The provided dispatch(&self, msg: ClientMessage) -> Stream<Item = ServerMessage> method routes a raw ClientMessage to the correct handler. Request-response operations yield exactly one ServerMessage; streaming operations yield many. Errors are mapped to ErrorMsg { code, message } using HTTP status codes with their standard semantics: 400 (bad request), 404 (not found), 500 (internal error).

Client trait

Two required transport primitives:

  • request(ClientMessage) -> Result<ServerMessage> — single round-trip.
  • request_stream(ClientMessage) -> Stream<Item = Result<ServerMessage>> — raw streaming read.

Typed provided methods (send, stream, ping, get_config, set_config) handle message construction, response unwrapping, and sentinel detection. The stream() method consumes events via take_while until StreamEnd and maps each frame through TryFrom<ServerMessage> for type-safe event extraction.

Conversions (message::convert)

From impls wrap typed messages into envelopes (SendMsg -> ClientMessage, SendResponse -> ServerMessage). TryFrom impls unwrap in the other direction, returning an error for unexpected variants. This keeps call sites clean — no manual enum construction.

Alternatives

JSON over WebSocket. Simpler to debug with curl, but larger payloads and no schema enforcement. Protobuf catches schema mismatches at compile time.

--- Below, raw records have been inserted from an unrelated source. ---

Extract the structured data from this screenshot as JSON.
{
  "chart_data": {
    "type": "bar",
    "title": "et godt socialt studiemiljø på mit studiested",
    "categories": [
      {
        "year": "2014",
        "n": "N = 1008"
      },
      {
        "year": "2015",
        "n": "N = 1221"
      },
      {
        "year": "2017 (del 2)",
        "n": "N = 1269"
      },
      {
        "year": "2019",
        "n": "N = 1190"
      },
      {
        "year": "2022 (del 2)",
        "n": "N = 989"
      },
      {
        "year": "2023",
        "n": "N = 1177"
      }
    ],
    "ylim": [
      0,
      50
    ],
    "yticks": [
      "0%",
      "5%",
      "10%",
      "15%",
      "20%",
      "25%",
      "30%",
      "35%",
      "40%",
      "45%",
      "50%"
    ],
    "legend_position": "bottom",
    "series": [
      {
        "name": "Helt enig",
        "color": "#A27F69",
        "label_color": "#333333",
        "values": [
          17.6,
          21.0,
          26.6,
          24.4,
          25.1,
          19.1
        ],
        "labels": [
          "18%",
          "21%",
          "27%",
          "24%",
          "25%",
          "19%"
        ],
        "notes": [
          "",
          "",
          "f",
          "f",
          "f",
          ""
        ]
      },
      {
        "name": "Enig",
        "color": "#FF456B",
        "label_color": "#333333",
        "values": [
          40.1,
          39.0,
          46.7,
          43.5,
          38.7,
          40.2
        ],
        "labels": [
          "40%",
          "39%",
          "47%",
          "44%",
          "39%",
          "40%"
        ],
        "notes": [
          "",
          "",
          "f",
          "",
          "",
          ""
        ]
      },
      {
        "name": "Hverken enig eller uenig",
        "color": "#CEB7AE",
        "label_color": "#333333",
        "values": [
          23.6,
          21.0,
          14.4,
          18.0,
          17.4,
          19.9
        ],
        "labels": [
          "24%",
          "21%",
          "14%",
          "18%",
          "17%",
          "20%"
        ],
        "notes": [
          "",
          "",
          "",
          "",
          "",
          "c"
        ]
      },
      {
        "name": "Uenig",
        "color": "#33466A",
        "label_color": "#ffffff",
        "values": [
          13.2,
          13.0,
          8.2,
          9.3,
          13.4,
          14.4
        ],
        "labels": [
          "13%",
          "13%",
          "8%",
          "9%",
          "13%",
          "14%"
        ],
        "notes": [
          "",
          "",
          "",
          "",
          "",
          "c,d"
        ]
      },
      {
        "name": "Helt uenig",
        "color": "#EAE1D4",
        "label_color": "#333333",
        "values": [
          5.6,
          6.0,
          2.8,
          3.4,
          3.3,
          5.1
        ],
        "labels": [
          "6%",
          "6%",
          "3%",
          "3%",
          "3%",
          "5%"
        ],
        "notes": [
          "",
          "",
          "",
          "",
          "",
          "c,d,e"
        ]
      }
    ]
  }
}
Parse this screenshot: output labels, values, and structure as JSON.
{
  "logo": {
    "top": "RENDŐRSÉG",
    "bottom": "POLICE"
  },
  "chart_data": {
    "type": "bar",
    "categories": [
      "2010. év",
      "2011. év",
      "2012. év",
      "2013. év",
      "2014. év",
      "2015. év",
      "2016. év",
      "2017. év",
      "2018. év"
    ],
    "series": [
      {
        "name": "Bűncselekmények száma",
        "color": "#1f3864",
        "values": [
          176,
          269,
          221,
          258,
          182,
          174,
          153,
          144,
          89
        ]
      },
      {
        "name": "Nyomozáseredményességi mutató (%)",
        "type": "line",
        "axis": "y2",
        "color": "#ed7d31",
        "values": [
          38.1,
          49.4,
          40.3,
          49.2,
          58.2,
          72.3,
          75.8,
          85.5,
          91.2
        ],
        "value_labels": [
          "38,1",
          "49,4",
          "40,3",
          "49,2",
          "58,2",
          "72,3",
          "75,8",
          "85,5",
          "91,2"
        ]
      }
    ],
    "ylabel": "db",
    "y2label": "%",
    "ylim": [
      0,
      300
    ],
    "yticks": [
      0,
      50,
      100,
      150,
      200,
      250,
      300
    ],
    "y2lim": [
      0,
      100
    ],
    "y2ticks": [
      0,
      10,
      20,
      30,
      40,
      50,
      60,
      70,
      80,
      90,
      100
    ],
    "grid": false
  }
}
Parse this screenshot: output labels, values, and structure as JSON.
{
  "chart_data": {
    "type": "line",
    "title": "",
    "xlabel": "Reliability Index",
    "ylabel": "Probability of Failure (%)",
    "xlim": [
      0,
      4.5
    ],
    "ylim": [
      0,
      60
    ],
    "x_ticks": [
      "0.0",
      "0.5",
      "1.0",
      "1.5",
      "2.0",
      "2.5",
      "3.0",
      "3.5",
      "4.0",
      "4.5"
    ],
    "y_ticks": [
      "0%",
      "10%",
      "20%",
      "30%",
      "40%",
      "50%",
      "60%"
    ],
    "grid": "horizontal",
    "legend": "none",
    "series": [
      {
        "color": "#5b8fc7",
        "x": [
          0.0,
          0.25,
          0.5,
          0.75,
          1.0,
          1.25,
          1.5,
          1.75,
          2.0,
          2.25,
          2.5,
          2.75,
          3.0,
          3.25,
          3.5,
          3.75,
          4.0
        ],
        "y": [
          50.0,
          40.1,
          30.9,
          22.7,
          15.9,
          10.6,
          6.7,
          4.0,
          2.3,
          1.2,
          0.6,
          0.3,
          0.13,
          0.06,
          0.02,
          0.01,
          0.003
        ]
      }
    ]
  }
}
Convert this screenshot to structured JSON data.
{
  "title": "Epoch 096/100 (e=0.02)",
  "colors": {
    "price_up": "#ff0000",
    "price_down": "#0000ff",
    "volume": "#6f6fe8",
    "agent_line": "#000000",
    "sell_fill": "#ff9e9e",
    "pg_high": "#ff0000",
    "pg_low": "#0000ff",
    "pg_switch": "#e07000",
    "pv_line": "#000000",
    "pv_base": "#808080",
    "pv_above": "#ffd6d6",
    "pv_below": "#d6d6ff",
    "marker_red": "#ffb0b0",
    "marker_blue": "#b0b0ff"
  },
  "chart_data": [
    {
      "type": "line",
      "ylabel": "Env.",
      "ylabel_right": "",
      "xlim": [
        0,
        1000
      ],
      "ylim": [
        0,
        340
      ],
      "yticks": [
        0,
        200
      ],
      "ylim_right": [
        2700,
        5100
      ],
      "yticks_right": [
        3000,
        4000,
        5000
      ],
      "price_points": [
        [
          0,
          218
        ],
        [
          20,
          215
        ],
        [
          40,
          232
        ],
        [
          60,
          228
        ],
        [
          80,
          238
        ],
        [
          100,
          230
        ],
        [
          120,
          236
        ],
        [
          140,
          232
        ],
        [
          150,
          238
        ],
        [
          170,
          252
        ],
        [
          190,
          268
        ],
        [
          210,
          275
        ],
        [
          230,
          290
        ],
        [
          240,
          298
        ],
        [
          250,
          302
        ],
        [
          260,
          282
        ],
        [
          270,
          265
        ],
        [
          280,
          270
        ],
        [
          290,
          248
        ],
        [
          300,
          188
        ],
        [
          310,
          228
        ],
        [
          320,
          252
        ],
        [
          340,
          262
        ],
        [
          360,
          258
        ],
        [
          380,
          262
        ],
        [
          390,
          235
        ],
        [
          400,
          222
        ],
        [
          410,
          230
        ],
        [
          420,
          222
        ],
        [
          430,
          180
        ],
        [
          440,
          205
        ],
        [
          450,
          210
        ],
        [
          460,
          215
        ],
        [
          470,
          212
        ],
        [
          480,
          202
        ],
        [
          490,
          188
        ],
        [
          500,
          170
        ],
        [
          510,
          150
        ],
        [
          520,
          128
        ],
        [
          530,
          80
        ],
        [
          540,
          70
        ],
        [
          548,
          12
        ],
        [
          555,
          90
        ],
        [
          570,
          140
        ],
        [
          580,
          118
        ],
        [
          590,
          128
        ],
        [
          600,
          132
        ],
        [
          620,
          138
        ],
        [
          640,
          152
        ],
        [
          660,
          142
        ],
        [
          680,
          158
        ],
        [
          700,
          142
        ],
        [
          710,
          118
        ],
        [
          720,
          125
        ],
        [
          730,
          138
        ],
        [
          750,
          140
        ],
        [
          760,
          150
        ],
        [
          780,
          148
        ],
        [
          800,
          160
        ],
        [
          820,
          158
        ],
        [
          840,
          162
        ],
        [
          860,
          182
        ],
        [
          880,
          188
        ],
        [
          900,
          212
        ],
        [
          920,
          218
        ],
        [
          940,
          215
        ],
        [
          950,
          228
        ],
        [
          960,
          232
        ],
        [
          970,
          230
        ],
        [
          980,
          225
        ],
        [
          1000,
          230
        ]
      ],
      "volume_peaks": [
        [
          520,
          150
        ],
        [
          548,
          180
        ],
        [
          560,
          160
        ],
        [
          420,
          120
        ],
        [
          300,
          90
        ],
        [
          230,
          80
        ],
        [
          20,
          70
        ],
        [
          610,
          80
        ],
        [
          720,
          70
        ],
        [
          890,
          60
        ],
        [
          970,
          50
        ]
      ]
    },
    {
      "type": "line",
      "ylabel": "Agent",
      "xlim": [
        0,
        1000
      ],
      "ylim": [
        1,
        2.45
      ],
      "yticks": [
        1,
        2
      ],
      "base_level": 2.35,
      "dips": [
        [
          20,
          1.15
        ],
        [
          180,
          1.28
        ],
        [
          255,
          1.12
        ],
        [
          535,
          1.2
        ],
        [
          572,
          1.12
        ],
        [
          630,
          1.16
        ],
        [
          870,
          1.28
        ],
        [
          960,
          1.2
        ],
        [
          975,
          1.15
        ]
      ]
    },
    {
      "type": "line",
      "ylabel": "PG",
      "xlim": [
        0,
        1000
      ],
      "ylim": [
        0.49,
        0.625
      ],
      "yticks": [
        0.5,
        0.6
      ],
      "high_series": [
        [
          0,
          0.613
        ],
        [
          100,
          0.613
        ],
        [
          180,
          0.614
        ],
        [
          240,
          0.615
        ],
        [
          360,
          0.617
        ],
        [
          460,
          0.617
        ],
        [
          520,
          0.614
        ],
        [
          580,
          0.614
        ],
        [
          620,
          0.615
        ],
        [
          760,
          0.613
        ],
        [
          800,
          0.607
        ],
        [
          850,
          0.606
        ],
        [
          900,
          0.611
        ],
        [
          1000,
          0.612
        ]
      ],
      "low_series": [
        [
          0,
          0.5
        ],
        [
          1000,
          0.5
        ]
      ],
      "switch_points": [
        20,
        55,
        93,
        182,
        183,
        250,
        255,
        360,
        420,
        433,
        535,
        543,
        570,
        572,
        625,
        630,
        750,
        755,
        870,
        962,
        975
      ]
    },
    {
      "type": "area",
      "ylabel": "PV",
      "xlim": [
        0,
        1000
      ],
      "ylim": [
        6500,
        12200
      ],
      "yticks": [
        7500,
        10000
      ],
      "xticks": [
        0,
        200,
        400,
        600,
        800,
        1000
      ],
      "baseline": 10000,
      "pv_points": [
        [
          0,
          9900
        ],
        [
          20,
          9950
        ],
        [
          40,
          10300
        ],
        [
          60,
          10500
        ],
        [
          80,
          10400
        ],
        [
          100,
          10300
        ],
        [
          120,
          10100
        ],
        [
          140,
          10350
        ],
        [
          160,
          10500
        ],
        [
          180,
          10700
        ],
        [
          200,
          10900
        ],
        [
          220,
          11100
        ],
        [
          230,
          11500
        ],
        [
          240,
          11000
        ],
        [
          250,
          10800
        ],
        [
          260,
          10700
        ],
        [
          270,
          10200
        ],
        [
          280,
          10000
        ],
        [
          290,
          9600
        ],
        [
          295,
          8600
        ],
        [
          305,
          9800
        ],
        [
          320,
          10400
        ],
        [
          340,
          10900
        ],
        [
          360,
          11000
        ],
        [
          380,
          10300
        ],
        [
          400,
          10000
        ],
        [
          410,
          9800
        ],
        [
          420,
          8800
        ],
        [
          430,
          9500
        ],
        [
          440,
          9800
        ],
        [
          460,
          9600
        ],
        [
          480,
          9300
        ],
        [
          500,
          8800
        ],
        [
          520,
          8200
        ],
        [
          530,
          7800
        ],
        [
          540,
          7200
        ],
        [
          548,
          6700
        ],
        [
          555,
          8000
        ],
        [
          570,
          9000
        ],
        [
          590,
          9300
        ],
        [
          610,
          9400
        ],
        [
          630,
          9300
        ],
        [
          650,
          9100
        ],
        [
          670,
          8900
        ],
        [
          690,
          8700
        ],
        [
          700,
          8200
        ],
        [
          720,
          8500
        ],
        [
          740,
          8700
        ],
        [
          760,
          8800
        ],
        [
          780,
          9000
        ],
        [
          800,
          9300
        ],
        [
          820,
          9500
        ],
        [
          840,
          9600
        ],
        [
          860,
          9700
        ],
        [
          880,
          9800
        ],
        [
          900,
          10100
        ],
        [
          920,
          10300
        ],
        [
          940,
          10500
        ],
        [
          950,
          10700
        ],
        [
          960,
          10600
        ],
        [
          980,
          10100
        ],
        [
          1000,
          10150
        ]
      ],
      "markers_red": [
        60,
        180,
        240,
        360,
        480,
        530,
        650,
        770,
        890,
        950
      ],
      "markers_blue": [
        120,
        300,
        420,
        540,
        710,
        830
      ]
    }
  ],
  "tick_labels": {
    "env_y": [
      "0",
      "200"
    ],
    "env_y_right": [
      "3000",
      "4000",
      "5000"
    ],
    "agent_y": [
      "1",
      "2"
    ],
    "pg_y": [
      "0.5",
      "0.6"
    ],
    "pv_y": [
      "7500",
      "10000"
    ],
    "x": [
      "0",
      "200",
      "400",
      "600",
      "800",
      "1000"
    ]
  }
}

gRPC service definitions. Would provide streaming and code generation out of the box, but brings HTTP/2, tower middleware, and tonic as dependencies. The current approach is lighter: raw protobuf frames over a length-prefixed stream, with hand-written trait dispatch.

Separate request/response ID correlation. The protocol is connection-scoped and sequential — one outstanding request per connection at a time. This is a fundamental design constraint: clients must wait for a response before sending the next request. No need for request IDs or multiplexing. If multiplexing is needed later, it belongs in the transport layer, not the protocol.

Unresolved Questions

  • Should the protocol negotiate a version on connect to detect client/server mismatches?
  • Should StreamEnd carry structured error information (code + message) instead of a plain string?
  • Should there be a ClientMessage variant for subscribing to a specific session’s events rather than all events?